Les drôles d'oiseaux de Fox Searchlight...
La comparaison a été faite dans une vidéo qui mettait en miroir des plans des deux films, des articles en ont parlé mais, poussé par l'envie de partager cette évidence, je m'empare quand même du sujet. Comme vous avez pu le deviner avec le titre et l'illustration de l'article, le sujet en question est la ressemblance troublante entre Birdman d'Inarritu et Black Swan d'Aronofsky, sorti quatre ans plus tôt (putain déjà !).

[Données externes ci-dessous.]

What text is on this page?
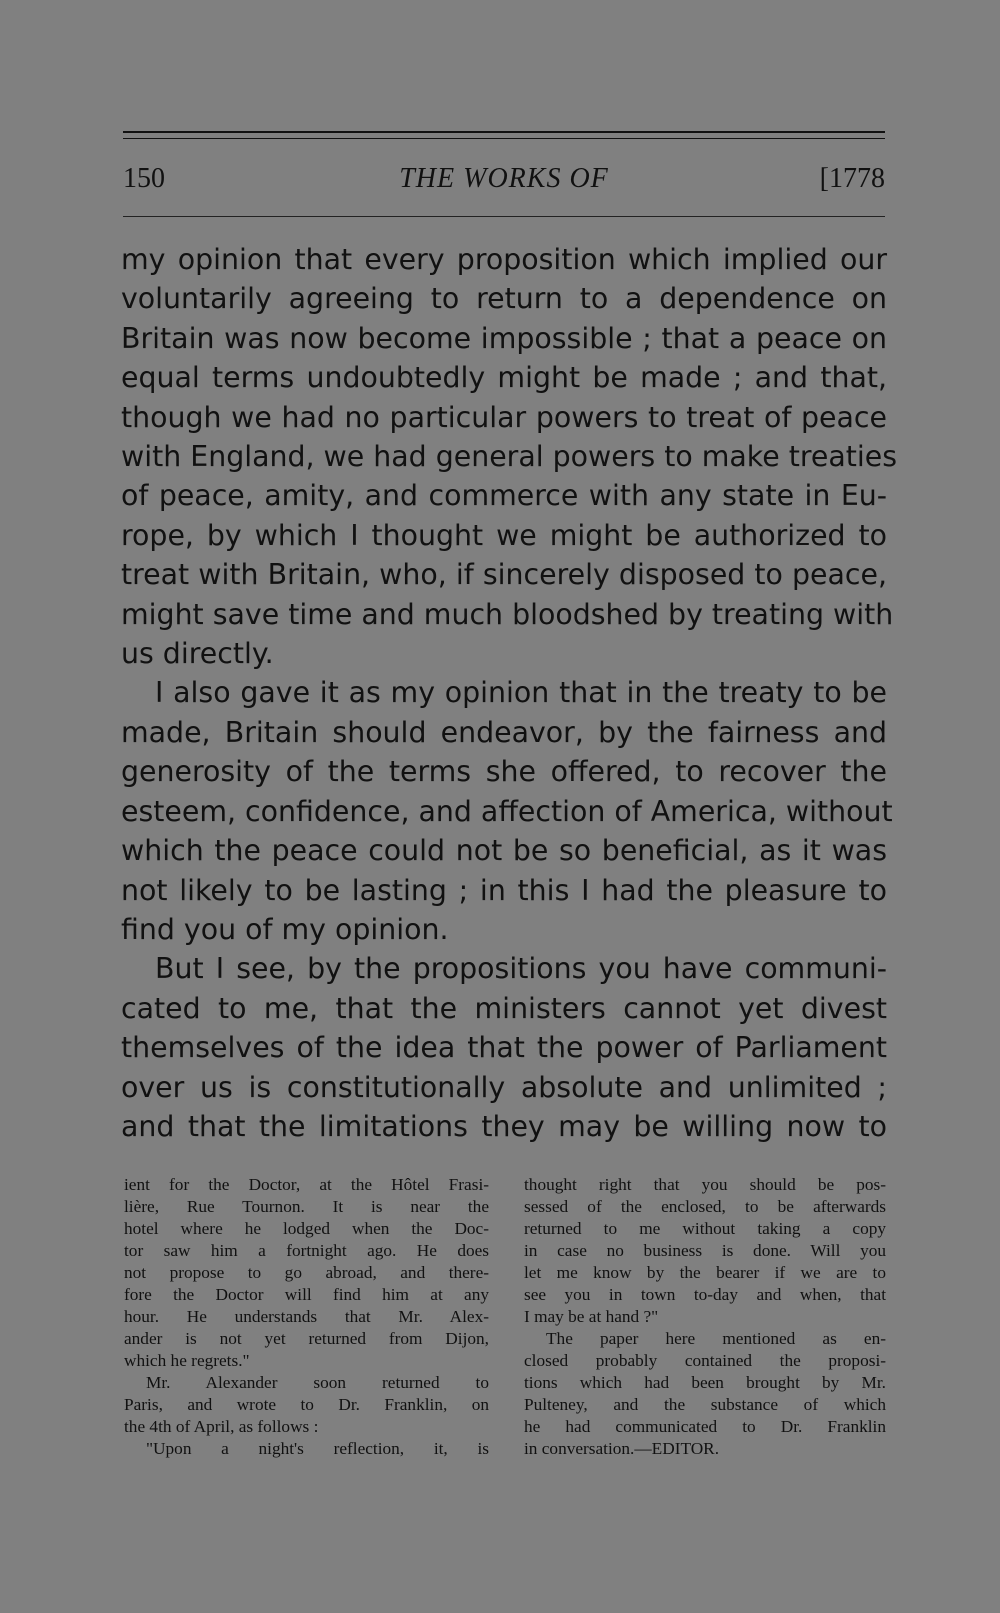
150	THE WORKS OF	[1778
my opinion that every proposition which implied our
voluntarily agreeing to return to a dependence on
Britain was now become impossible ; that a peace on
equal terms undoubtedly might be made ; and that,
though we had no particular powers to treat of peace
with England, we had general powers to make treaties
of peace, amity, and commerce with any state in Eu-
rope, by which I thought we might be authorized to
treat with Britain, who, if sincerely disposed to peace,
might save time and much bloodshed by treating with
us directly.
I also gave it as my opinion that in the treaty to be
made, Britain should endeavor, by the fairness and
generosity of the terms she offered, to recover the
esteem, confidence, and affection of America, without
which the peace could not be so beneficial, as it was
not likely to be lasting ; in this I had the pleasure to
find you of my opinion.
But I see, by the propositions you have communi-
cated to me, that the ministers cannot yet divest
themselves of the idea that the power of Parliament
over us is constitutionally absolute and unlimited ;
and that the limitations they may be willing now to
ient for the Doctor, at the Hôtel Frasi-
lière, Rue Tournon. It is near the
hotel where he lodged when the Doc-
tor saw him a fortnight ago. He does
not propose to go abroad, and there-
fore the Doctor will find him at any
hour. He understands that Mr. Alex-
ander is not yet returned from Dijon,
which he regrets."
Mr. Alexander soon returned to
Paris, and wrote to Dr. Franklin, on
the 4th of April, as follows :
"Upon a night's reflection, it, is
thought right that you should be pos-
sessed of the enclosed, to be afterwards
returned to me without taking a copy
in case no business is done. Will you
let me know by the bearer if we are to
see you in town to-day and when, that
I may be at hand ?"
The paper here mentioned as en-
closed probably contained the proposi-
tions which had been brought by Mr.
Pulteney, and the substance of which
he had communicated to Dr. Franklin
in conversation.—EDITOR.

La première évidence concerne le motif de l'oiseau, qui impacte jusqu'au titre du film. A chaque fois, l'oiseau est utilisé comme symbole de libération, d'émancipation. La transformation de Nina Sayers (Natalie Portman) en cygne noir se fait par l'abandon de ses tabous (drogue, sexe) et par le rejet du pouvoir que sa mère a sur elle. Dans Birdman, bien que l'oiseau fasse référence à un passé dont Riggan voudrait bien se séparer, le motif de l'oiseau permet à Riggan Thompson (Michael Keaton) un moment suspendu, où il flotte, complètement libre; un moment d'extase au dessus de Broadway.
Ainsi, c'est mâtiné
d'ornithologie que le fantastique se mêle au film. Les deux films prennent le même plaisir à plonger leur protagoniste dans le fantastique (super-pouvoirs, mutations...), en brouillant les frontières entre fantasme et réalité. En effet, ils désactivent chacun l'argument irrationnel par des retours à la réalité successifs. Parmi les incursions dans le fantastique, on trouve le motif du double sombre, incarnant le côté pulsionnel et sauvage du personnage. Birdman incarne le double sombre de Riggan, caractérisé par la voix caverneuse qui résonne dans sa tête, alors que Nina, cygne blanc, se transforme au sens propre comme au figuré en cygne noir. Mais l'opposition avec le personnage de Lily, son contraire sur bien des points, prend aussi cette dimension de doppelgänger.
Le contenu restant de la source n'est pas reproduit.